S’Eveiller A Une Revolution Totale
En un temps où la question de la survie de l’espèce humaine est devenue une préoccupation majeure, entretenir le statu quo revient à coopérer avec l’absurde, voire à contribuer au chaos. Lorsque les ténèbres recouvrent l’esprit de l’homme il est urgent pour ceux qui se sentent concernés de s’éveiller, de s’engager sur la voie d’une révolution.
L’habileté de l’esprit humain nous a menés droit vers une crise complexe, globale et terrifiante à laquelle nous sommes maintenant confrontés. Les solutions courantes, fondées sur une perspective limitée de ce qu’est l’être humain, échouent l’une après l’autre, et se révèlent tragiquement inadaptées. Pourtant nous mobilisons d’énormes ressources au profit de solutions inadéquates, pariant sur le fait que si nous les développons sur une échelle assez grande, ces solutions caduques pourront répondre aux nouveaux défis de façon satisfaisante. Avons-nous le courage de regarder nos échecs en face et de les reléguer dans le passé ? Avons-nous la vitalité nécessaire pour aller au-delà d’une perspective étroite et conditionnée, afin de nous ouvrir à la totalité, à la plénitude ? L’appel d’aujourd’hui est un appel à dépasser les cloisonnements, à nous éveiller à une révolution totale.
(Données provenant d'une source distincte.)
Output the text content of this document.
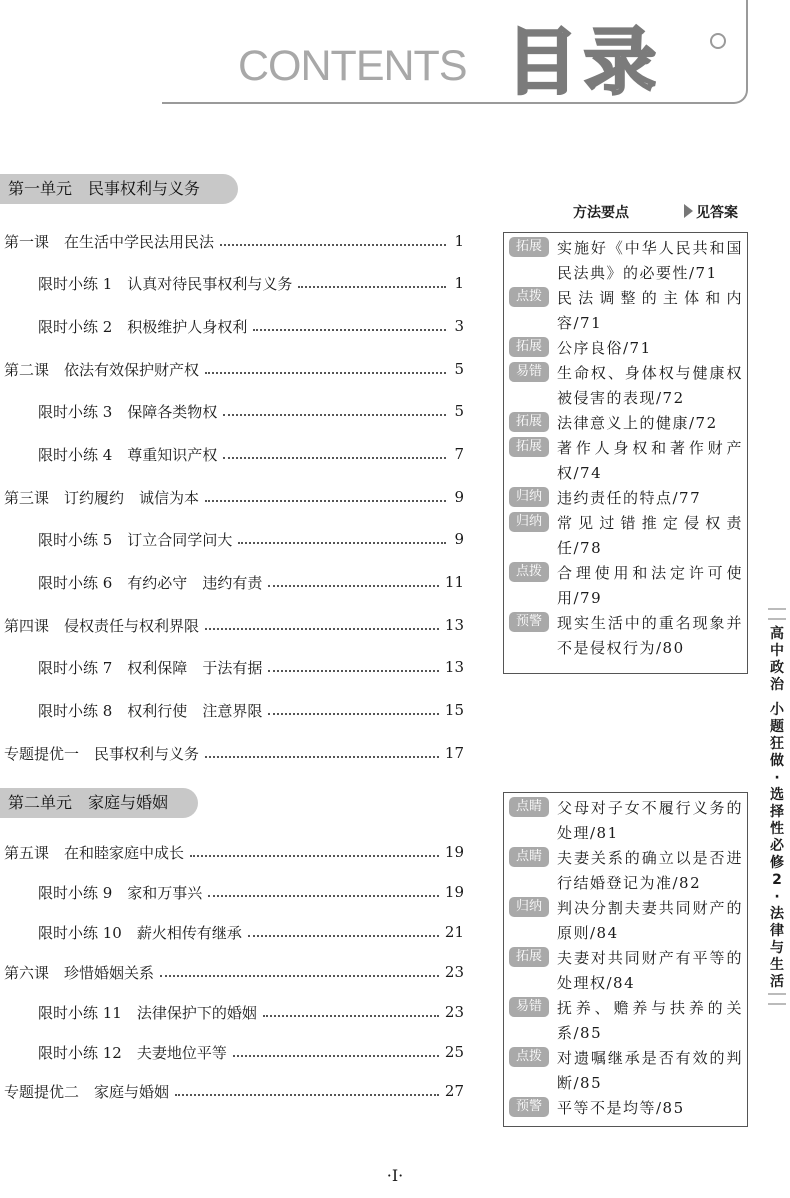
CONTENTS 目录
第一单元　民事权利与义务
第二单元　家庭与婚姻
第一课　在生活中学民法用民法	1
限时小练 1　认真对待民事权利与义务	1
限时小练 2　积极维护人身权利	3
第二课　依法有效保护财产权	5
限时小练 3　保障各类物权	5
限时小练 4　尊重知识产权	7
第三课　订约履约　诚信为本	9
限时小练 5　订立合同学问大	9
限时小练 6　有约必守　违约有责	11
第四课　侵权责任与权利界限	13
限时小练 7　权利保障　于法有据	13
限时小练 8　权利行使　注意界限	15
专题提优一　民事权利与义务	17
第五课　在和睦家庭中成长	19
限时小练 9　家和万事兴	19
限时小练 10　薪火相传有继承	21
第六课　珍惜婚姻关系	23
限时小练 11　法律保护下的婚姻	23
限时小练 12　夫妻地位平等	25
专题提优二　家庭与婚姻	27
方法要点	见答案
拓展	实施好《中华人民共和国民法典》的必要性/71
点拨	民法调整的主体和内容/71
拓展	公序良俗/71
易错	生命权、身体权与健康权被侵害的表现/72
拓展	法律意义上的健康/72
拓展	著作人身权和著作财产权/74
归纳	违约责任的特点/77
归纳	常见过错推定侵权责任/78
点拨	合理使用和法定许可使用/79
预警	现实生活中的重名现象并不是侵权行为/80
点睛	父母对子女不履行义务的处理/81
点睛	夫妻关系的确立以是否进行结婚登记为准/82
归纳	判决分割夫妻共同财产的原则/84
拓展	夫妻对共同财产有平等的处理权/84
易错	抚养、赡养与扶养的关系/85
点拨	对遗嘱继承是否有效的判断/85
预警	平等不是均等/85
高
中
政
治
小
题
狂
做
·
选
择
性
必
修
2
·
法
律
与
生
活
·Ⅰ·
Cet appel n’est pas en faveur des vieilles recettes révolutionnaires ; elles ont échoué, alors pourquoi les ressortir à nouveau, même parées d’une nouveauté factice ? Le défi d’aujourd’hui est de créer une révolution vitale et complètement nouvelle qui embrasse la vie toute entière. Nous n’avons jamais osé nous ouvrir à la plénitude de cette vie dans toute sa splendeur sacrée ; nous nous sommes contentés d’en perpétuer des fragments, d’isoler des zones dans lesquelles nous nous sentons en sécurité d’un point de vue intellectuel et à l’aise sous l’angle émotionnel. Nous aurions même pu préserver nos petits espaces privés et rassurants si nous n’avions pas, par la même occasion, causé ce terrible gâchis en tentant à toute force de fragmenter l’intégrité du cosmos en morceaux minuscules. Nous avons créé un affreux chaos et tentons de démêler une situation très complexe en combinant les remèdes les plus superficiels sans aucun souci de cohérence.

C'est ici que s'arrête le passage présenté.